修长的手指穿梭在宋知非细软的黑发间,薄幸耐心的撩起捧起一缕吹干,周而复始。
宋知非本来就是细软的发质,之前又是个染漂狂魔,每年平均会换三次颜色,弄的头发更加软,连现在这头乌黑亮丽的头发也不例外,是染的黑,但胜在她发量多。
以至于每回有朋友问她,“你平时怎么保养的,头发又黑又浓密。”
宋知非总是讨打的回,“熬夜通宵喝酒蹦迪样样不落,全靠遗传。”
发丝绕指柔,无辜的扫蹭着薄幸的掌心,十指连心,薄幸捋着那缕发呆,尽职的吹风机还在不停的吐着热气。
而宋知非全然不知薄幸内心经历了什么纠结,ipad里放《辛德勒名单》,她把电影静音,黑白画面无声变换。
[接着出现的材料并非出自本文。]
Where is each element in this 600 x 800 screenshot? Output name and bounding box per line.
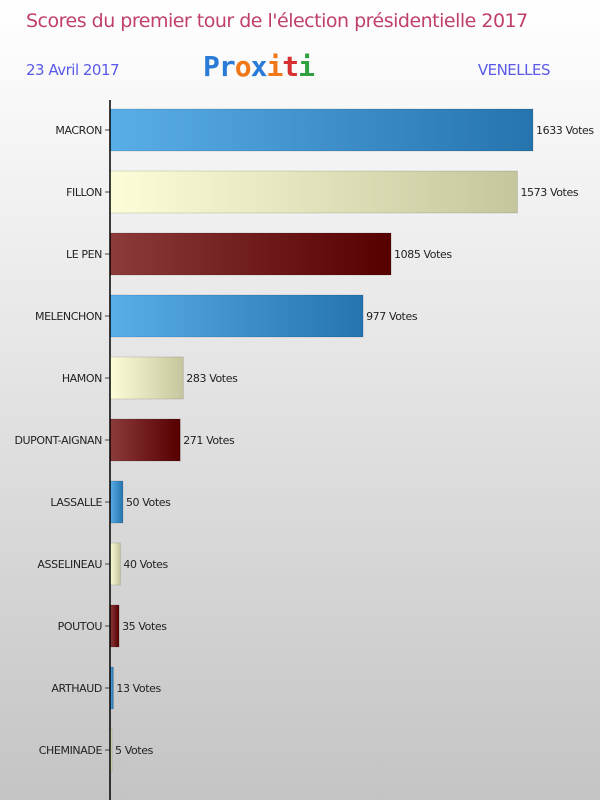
category-label: MACRON: [55, 124, 102, 137]
logo-letter: o: [234, 50, 252, 83]
value-label: 977 Votes: [366, 310, 418, 323]
bar-poutou: [109, 604, 120, 648]
bar-le pen: [109, 232, 392, 276]
category-label: HAMON: [62, 372, 102, 385]
bar-fillon: [109, 170, 518, 214]
category-label: LASSALLE: [50, 496, 102, 509]
bar-macron: [109, 108, 534, 152]
bar-asselineau: [109, 542, 121, 586]
value-label: 40 Votes: [123, 558, 168, 571]
category-label: ARTHAUD: [51, 682, 102, 695]
category-label: ASSELINEAU: [37, 558, 102, 571]
value-label: 13 Votes: [116, 682, 161, 695]
category-label: MELENCHON: [35, 310, 102, 323]
logo-letter: i: [298, 50, 315, 83]
value-label: 1573 Votes: [520, 186, 578, 199]
category-label: LE PEN: [66, 248, 102, 261]
commune-name: VENELLES: [477, 61, 551, 79]
value-label: 35 Votes: [122, 620, 167, 633]
logo-letter: t: [282, 50, 299, 83]
value-label: 50 Votes: [126, 496, 171, 509]
bar-hamon: [109, 356, 184, 400]
value-label: 271 Votes: [183, 434, 235, 447]
value-label: 283 Votes: [186, 372, 238, 385]
value-label: 1085 Votes: [394, 248, 452, 261]
category-label: FILLON: [66, 186, 102, 199]
logo-letter: x: [250, 50, 268, 83]
category-label: DUPONT-AIGNAN: [14, 434, 102, 447]
logo-letter: P: [203, 50, 220, 83]
category-label: POUTOU: [58, 620, 103, 633]
value-label: 5 Votes: [115, 744, 154, 757]
election-date: 23 Avril 2017: [26, 61, 120, 79]
bar-melenchon: [109, 294, 364, 338]
bar-lassalle: [109, 480, 124, 524]
chart-title: Scores du premier tour de l'élection pré…: [26, 10, 528, 32]
logo-letter: i: [266, 50, 283, 83]
bar-dupont-aignan: [109, 418, 181, 462]
value-label: 1633 Votes: [536, 124, 594, 137]
proxiti-logo: Proxiti: [203, 50, 315, 83]
logo-letter: r: [218, 50, 236, 83]
category-label: CHEMINADE: [39, 744, 103, 757]
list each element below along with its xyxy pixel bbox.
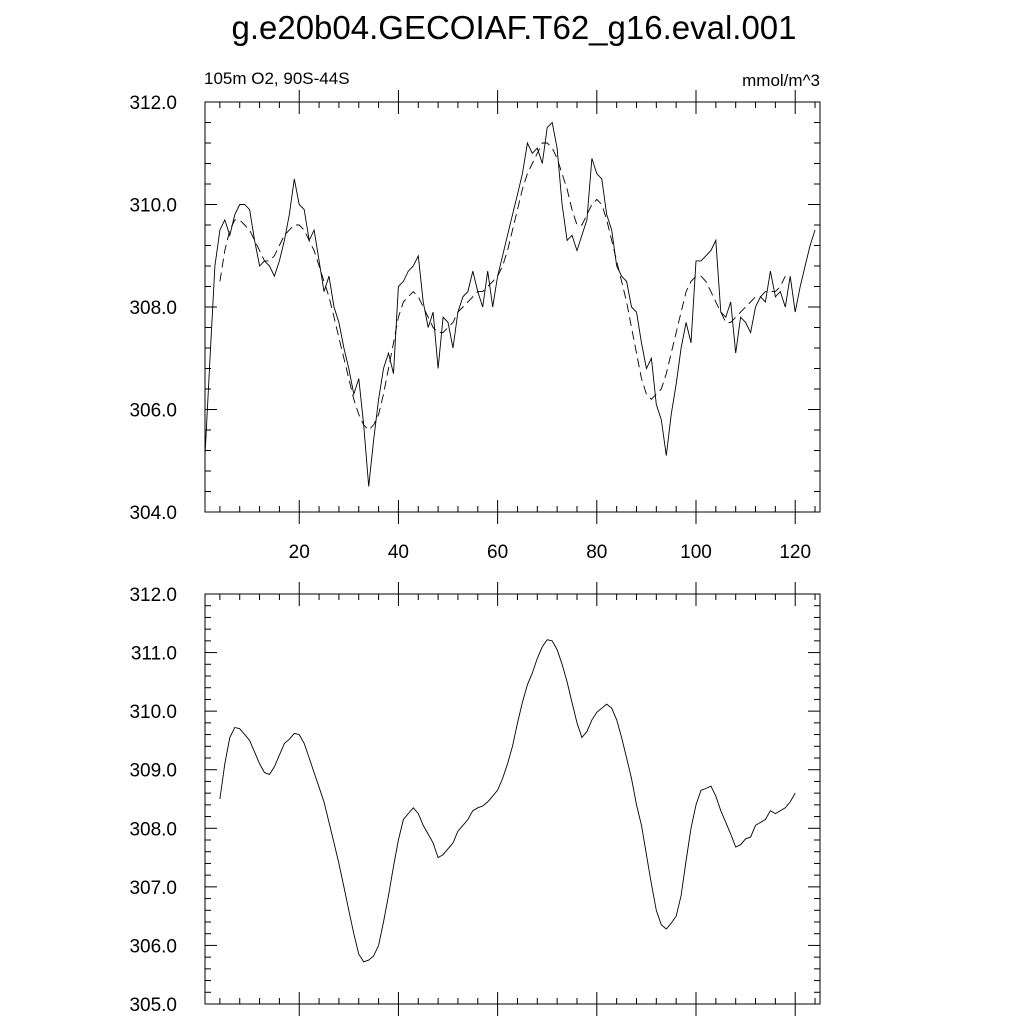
top-plot-frame [204, 101, 821, 513]
bottom-y-tick-label: 308.0 [129, 819, 177, 840]
bottom-y-tick-label: 310.0 [129, 702, 177, 723]
variable-label: 105m O2, 90S-44S [204, 69, 350, 88]
bottom-y-tick-label: 305.0 [129, 995, 177, 1016]
chart-title: g.e20b04.GECOIAF.T62_g16.eval.001 [231, 9, 796, 46]
top-series-smoothed-dashed [219, 142, 786, 431]
top-y-tick-label: 310.0 [129, 196, 177, 217]
bottom-y-tick-label: 311.0 [131, 644, 177, 665]
top-x-tick-label: 100 [680, 542, 712, 563]
bottom-y-tick-label: 306.0 [129, 936, 177, 957]
top-x-tick-label: 40 [388, 542, 409, 563]
bottom-y-tick-label: 307.0 [129, 878, 177, 899]
top-x-tick-label: 120 [779, 542, 811, 563]
bottom-plot-frame [204, 593, 821, 1005]
top-y-tick-label: 308.0 [129, 298, 177, 319]
bottom-series-line-0 [219, 639, 796, 963]
bottom-y-tick-label: 309.0 [129, 761, 177, 782]
top-panel: 304.0 306.0 308.0 310.0 312.0 20 40 60 80 100 120 [129, 90, 821, 563]
top-y-tick-label: 306.0 [129, 401, 177, 422]
units-label: mmol/m^3 [742, 71, 820, 90]
top-x-tick-label: 60 [487, 542, 508, 563]
top-y-tick-label: 304.0 [129, 503, 177, 524]
bottom-panel: 305.0 306.0 307.0 308.0 309.0 310.0 311.0 312.0 [129, 582, 821, 1016]
top-series-line-0 [204, 121, 816, 487]
top-x-tick-label: 80 [586, 542, 607, 563]
top-y-tick-label: 312.0 [129, 93, 177, 114]
bottom-y-tick-label: 312.0 [129, 585, 177, 606]
top-x-tick-label: 20 [289, 542, 310, 563]
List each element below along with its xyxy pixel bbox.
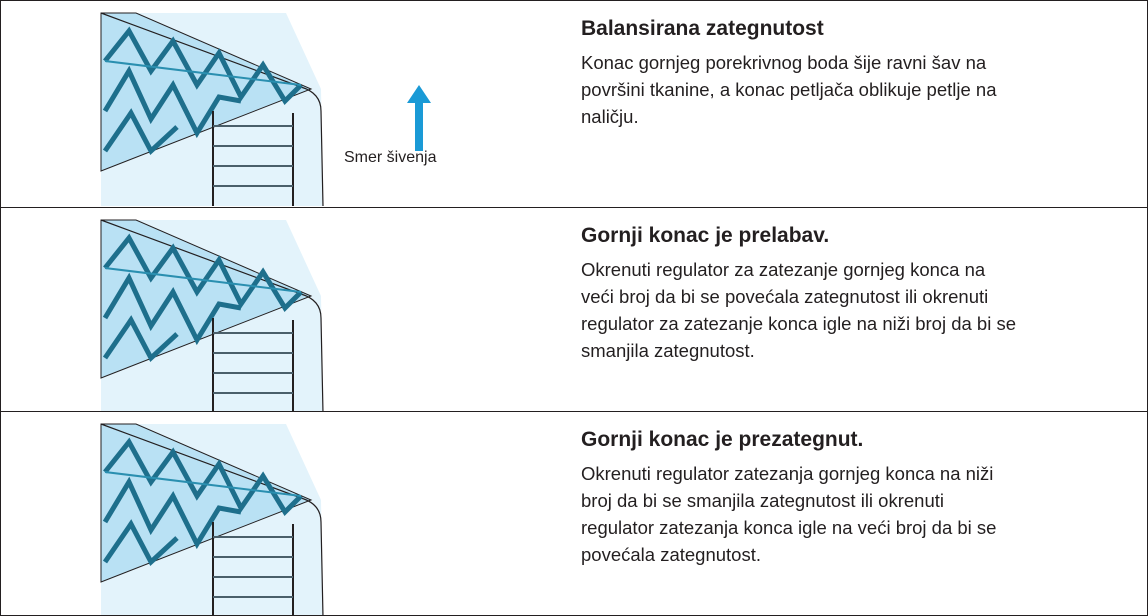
- body-line: površini tkanine, a konac petljača oblik…: [581, 79, 997, 100]
- body-line: povećala zategnutost.: [581, 544, 761, 565]
- body-line: Okrenuti regulator za zatezanje gornjeg …: [581, 259, 986, 280]
- direction-label: Smer šivenja: [344, 149, 437, 166]
- body-line: regulator zatezanja konca igle na veći b…: [581, 517, 997, 538]
- body: Konac gornjeg porekrivnog boda šije ravn…: [581, 49, 1147, 130]
- text-block: Gornji konac je prezategnut. Okrenuti re…: [581, 428, 1147, 568]
- illustration: [1, 412, 566, 615]
- text-block: Gornji konac je prelabav. Okrenuti regul…: [581, 224, 1147, 364]
- body: Okrenuti regulator zatezanja gornjeg kon…: [581, 460, 1147, 568]
- row: Gornji konac je prezategnut. Okrenuti re…: [1, 412, 1147, 615]
- body-line: regulator za zatezanje konca igle na niž…: [581, 313, 1017, 334]
- body-line: veći broj da bi se povećala zategnutost …: [581, 286, 989, 307]
- illustration: [1, 208, 566, 411]
- heading: Gornji konac je prelabav.: [581, 224, 830, 247]
- body-line: Konac gornjeg porekrivnog boda šije ravn…: [581, 52, 987, 73]
- text-block: Balansirana zategnutost Konac gornjeg po…: [581, 17, 1147, 130]
- body-line: smanjila zategnutost.: [581, 340, 755, 361]
- arrow: [407, 85, 431, 151]
- body-line: Okrenuti regulator zatezanja gornjeg kon…: [581, 463, 994, 484]
- heading: Gornji konac je prezategnut.: [581, 428, 864, 451]
- body-line: broj da bi se smanjila zategnutost ili o…: [581, 490, 944, 511]
- body-line: naličju.: [581, 106, 639, 127]
- illustration: [1, 1, 431, 207]
- body: Okrenuti regulator za zatezanje gornjeg …: [581, 256, 1147, 364]
- row: Smer šivenja Balansirana zategnutost Kon…: [1, 1, 1147, 208]
- heading: Balansirana zategnutost: [581, 17, 824, 40]
- row: Gornji konac je prelabav. Okrenuti regul…: [1, 208, 1147, 412]
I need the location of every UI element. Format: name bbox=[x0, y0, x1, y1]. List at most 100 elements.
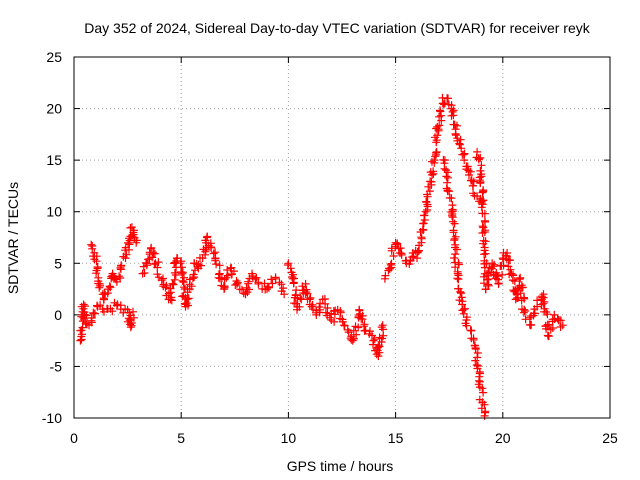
data-point bbox=[442, 172, 451, 181]
data-point bbox=[271, 273, 280, 282]
data-point bbox=[469, 181, 478, 190]
data-point bbox=[184, 294, 193, 303]
data-point bbox=[519, 308, 528, 317]
x-axis-label: GPS time / hours bbox=[287, 458, 394, 474]
data-point bbox=[357, 314, 366, 323]
data-point bbox=[161, 283, 170, 292]
data-point bbox=[543, 310, 552, 319]
data-point bbox=[433, 122, 442, 131]
data-point bbox=[189, 270, 198, 279]
data-point bbox=[182, 299, 191, 308]
data-point bbox=[154, 258, 163, 267]
data-point bbox=[449, 228, 458, 237]
data-point bbox=[479, 196, 488, 205]
data-point bbox=[533, 296, 542, 305]
data-point bbox=[275, 278, 284, 287]
data-point bbox=[448, 217, 457, 226]
data-point bbox=[387, 259, 396, 268]
data-point bbox=[455, 139, 464, 148]
data-point bbox=[373, 346, 382, 355]
data-point bbox=[301, 279, 310, 288]
data-point bbox=[510, 277, 519, 286]
data-point bbox=[212, 260, 221, 269]
data-point bbox=[93, 264, 102, 273]
data-point bbox=[245, 285, 253, 294]
data-point bbox=[370, 335, 379, 344]
data-point bbox=[417, 234, 426, 243]
data-point bbox=[232, 279, 241, 288]
data-point bbox=[177, 257, 186, 266]
data-point bbox=[445, 193, 454, 202]
data-point bbox=[466, 167, 475, 176]
data-point bbox=[374, 352, 383, 361]
data-point bbox=[457, 144, 466, 153]
data-point bbox=[454, 260, 463, 269]
data-point bbox=[432, 148, 440, 157]
data-point bbox=[452, 245, 461, 254]
data-point bbox=[140, 269, 149, 277]
data-point bbox=[142, 258, 150, 267]
data-point bbox=[366, 327, 374, 336]
data-point bbox=[263, 282, 272, 291]
data-point bbox=[176, 259, 185, 268]
data-point bbox=[430, 156, 439, 165]
data-point bbox=[429, 167, 438, 176]
data-point bbox=[480, 209, 489, 218]
data-point bbox=[450, 236, 459, 245]
data-point bbox=[484, 281, 493, 290]
data-point bbox=[484, 268, 493, 277]
data-point bbox=[448, 107, 457, 116]
data-point bbox=[330, 317, 339, 326]
data-point bbox=[487, 264, 496, 273]
y-tick-label: -5 bbox=[50, 358, 63, 374]
data-point bbox=[480, 216, 489, 225]
y-tick-label: 0 bbox=[54, 307, 62, 323]
data-point bbox=[238, 285, 246, 294]
data-point bbox=[194, 260, 203, 269]
data-point bbox=[127, 321, 136, 330]
data-point bbox=[132, 238, 141, 247]
data-point bbox=[375, 333, 384, 342]
data-point bbox=[517, 296, 526, 305]
x-tick-label: 20 bbox=[495, 430, 511, 446]
data-point bbox=[170, 275, 179, 284]
data-point bbox=[296, 294, 305, 302]
data-point bbox=[215, 261, 224, 270]
data-point bbox=[121, 254, 130, 263]
data-point bbox=[435, 112, 444, 121]
data-point bbox=[467, 326, 476, 335]
data-point bbox=[171, 271, 180, 279]
data-point bbox=[456, 135, 465, 144]
data-point bbox=[427, 180, 436, 189]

宋知非依旧在话痨,“当然是说自己小时候家里一贫如洗,被父母送去当理发学徒学门手艺混碗吃饭,然后着重渲染,从前在小发廊给人洗头,经常遇到不友善的客人,不像姐您这样貌美如花又脾气好之类的。再说花了好几年才出头能给客人剪个头啥的……反正前期怎么惨怎么来,后期怎么励志怎么编。”
这故事编的,薄幸总觉得是在哪里听过。
为了表示礼貌,薄幸时不时的会“嗯”几声让宋知非知道自己真的有在听。
“然后呢?”薄幸搬出万能用语。
“唉。”宋知非叹了口气,双手在半空中凭空比划了下,“都铺垫的差不多了,就进正题呗,姐你这每次都来洗剪吹588不合适,咱门家办个卡打八折,还冲三千送六百,算下来打六折呢,贼合适。”
宋知非张口就来,说词根本不带卡壳的。
头发被吹的差不多,薄幸把手指顺入发根,去试哪里还没干透,确认全干后才不舍得把手从发间移开,沉声说,“词挺熟,看来你常去啊。”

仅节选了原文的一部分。